Quand il s’agit de regarder dans le rétroviseur, Stéphanie se dit qu’embrasser le métier de comédienne n’était pas vraiment gagné d’avance : « pour mes parents, artiste ce n’était pas un métier. J’ai grandi avec cette idée en tête sans me poser plus de questions ». Pourtant, aussi loin qu’elle se souvienne le désir de théâtre était présent depuis l’enfance : « Je me mettais souvent en scène devant ma famille. C’était mon premier public. Je prenais vraiment beaucoup de plaisir. » Dès le collège, elle prend ses premiers cours de comédie et découvre les joies de la scène.

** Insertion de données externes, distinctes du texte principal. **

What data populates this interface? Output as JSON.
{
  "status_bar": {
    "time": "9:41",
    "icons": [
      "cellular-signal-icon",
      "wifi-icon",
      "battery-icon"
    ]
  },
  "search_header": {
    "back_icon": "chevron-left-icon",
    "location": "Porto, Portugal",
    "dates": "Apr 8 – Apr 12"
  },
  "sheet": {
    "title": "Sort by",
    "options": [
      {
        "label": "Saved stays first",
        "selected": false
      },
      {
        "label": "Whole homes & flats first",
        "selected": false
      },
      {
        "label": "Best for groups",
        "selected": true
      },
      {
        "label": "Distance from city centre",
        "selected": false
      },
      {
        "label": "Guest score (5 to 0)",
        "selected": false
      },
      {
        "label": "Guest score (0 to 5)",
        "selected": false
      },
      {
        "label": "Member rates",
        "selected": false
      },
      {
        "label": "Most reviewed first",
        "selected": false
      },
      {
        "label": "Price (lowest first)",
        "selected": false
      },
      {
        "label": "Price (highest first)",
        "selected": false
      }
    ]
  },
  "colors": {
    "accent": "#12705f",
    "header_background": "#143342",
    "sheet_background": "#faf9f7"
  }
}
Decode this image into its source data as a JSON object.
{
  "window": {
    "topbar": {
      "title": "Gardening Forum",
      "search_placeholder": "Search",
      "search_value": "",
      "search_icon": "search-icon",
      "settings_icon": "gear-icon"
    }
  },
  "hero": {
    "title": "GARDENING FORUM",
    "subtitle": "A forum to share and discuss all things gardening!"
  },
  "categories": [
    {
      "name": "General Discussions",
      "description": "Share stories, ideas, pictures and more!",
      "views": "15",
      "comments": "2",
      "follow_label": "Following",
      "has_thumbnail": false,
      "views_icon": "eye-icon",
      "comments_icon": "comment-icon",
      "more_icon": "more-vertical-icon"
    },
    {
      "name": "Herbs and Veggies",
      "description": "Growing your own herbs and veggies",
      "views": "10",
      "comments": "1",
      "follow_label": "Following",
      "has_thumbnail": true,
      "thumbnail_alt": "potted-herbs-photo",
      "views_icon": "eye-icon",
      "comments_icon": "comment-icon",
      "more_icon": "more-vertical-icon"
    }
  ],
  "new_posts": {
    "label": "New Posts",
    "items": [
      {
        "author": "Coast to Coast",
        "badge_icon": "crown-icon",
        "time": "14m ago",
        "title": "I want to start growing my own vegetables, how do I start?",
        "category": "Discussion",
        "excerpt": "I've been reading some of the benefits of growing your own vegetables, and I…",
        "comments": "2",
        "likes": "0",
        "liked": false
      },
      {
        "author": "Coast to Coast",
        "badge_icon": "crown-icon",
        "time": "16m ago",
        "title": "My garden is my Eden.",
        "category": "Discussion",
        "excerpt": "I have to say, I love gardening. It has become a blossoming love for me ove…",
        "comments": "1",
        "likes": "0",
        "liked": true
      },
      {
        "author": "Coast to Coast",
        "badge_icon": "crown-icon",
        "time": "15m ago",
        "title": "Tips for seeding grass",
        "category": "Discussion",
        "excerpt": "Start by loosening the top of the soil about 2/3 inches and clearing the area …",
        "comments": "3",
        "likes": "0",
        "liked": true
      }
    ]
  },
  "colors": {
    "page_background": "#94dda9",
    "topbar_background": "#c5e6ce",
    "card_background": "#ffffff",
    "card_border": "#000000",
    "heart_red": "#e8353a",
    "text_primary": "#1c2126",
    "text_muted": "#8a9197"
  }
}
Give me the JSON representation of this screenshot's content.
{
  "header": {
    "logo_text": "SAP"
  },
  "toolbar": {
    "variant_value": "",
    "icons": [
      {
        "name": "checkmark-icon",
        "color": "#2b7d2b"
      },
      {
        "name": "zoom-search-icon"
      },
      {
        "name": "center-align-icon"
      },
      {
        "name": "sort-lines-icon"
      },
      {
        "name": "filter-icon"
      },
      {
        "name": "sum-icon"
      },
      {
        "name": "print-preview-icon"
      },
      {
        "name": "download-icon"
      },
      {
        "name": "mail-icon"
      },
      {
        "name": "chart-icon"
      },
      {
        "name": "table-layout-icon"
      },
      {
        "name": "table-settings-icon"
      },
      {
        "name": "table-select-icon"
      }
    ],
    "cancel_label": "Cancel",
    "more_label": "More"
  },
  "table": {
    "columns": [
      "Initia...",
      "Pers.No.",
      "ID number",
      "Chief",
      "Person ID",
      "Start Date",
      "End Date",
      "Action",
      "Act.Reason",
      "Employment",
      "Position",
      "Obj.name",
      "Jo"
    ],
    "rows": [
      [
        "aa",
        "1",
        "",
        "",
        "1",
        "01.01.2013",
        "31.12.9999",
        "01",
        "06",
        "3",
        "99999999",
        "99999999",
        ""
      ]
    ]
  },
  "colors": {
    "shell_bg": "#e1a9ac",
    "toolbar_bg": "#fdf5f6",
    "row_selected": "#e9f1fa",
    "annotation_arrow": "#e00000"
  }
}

Ce plaisir elle va y goûter a nouveau lors de son entrée à la faculté.
Des bancs de la fac aux planches de la scène.
Bibliothécaire, une passion ? Obtenir un diplôme dans l’espoir de pouvoir exercer un bon métier est un schéma pour le moins traditionnel. Sans grande conviction mais avec assiduité elle prépare une maîtrise d’anglais qu’elle obtiendra brillamment. Malgré tout, ce qu’elle retient de son passage étudiant, c’est la découverte cette année là de l’improvisation théâtrale à la fac de lettre Saint-Quentin-en-Yvelines. « J’ai vécu des moments inoubliables. En 92, j’ai rejoint l’équipe d’impro de la fac et j’ai eu le plaisir de commencer ma formation aux côté d’Emmanuel Urbanet ou encore d’Arnaud Joyet », raconte t’elle le sourire aux lèvres. Cette expérience donnera encore un peu plus d’épaisseur à son envie de scène. Mais la réalité de la vie la rattrape bien vite. Son diplôme en poche il faut maintenant s’orienter. Elle pense à devenir prof d’anglais mais se dit très vite que le système de l’éducation nationale ne lui conviendra pas. Passionné de culture, en particulier de littérature, une idée s’impose à elle : devenir bibliothécaire.
De formation en formation
Son niveau lui permet de passer directement le concours de catégorie A, pour briguer un poste de direction dans les métiers du livre. Cette première tentative n’est malheureusement pas couronnée de succès. Elle se rappelle alors : « Je suis une obstinée. Il n’était pas question d’abandonner. Je me suis inscrit à Toulouse dans un IUP Archive et médiathèque pour obtenir une licence. Ça devait me permettre d’étoffer mon bagage pour trouver du travail plus facilement »
Durant ces études elle retente, cette fois avec succès, le concours territorial. Alors qu’elle n’a pas encore décrocher son premier emploi, elle se remémore cet instant ou le temps à sembler se suspendre : « J’ai décroché mon concours au beau milieu de mon année de licence. Comme je souhaite toujours aller au bout de ce que j’entreprends j’ai continué ma formation en attendant de décrocher mon 1er emploi. J’étais en stage à la galerie du château d’eau, pôle photographique reconnu situé à Toulouse, lorsque qu’une pensée m’est tombée du ciel. Je me suis figée et je me suis dit qu’en fait je n’avais jamais voulu être bibliothécaire ».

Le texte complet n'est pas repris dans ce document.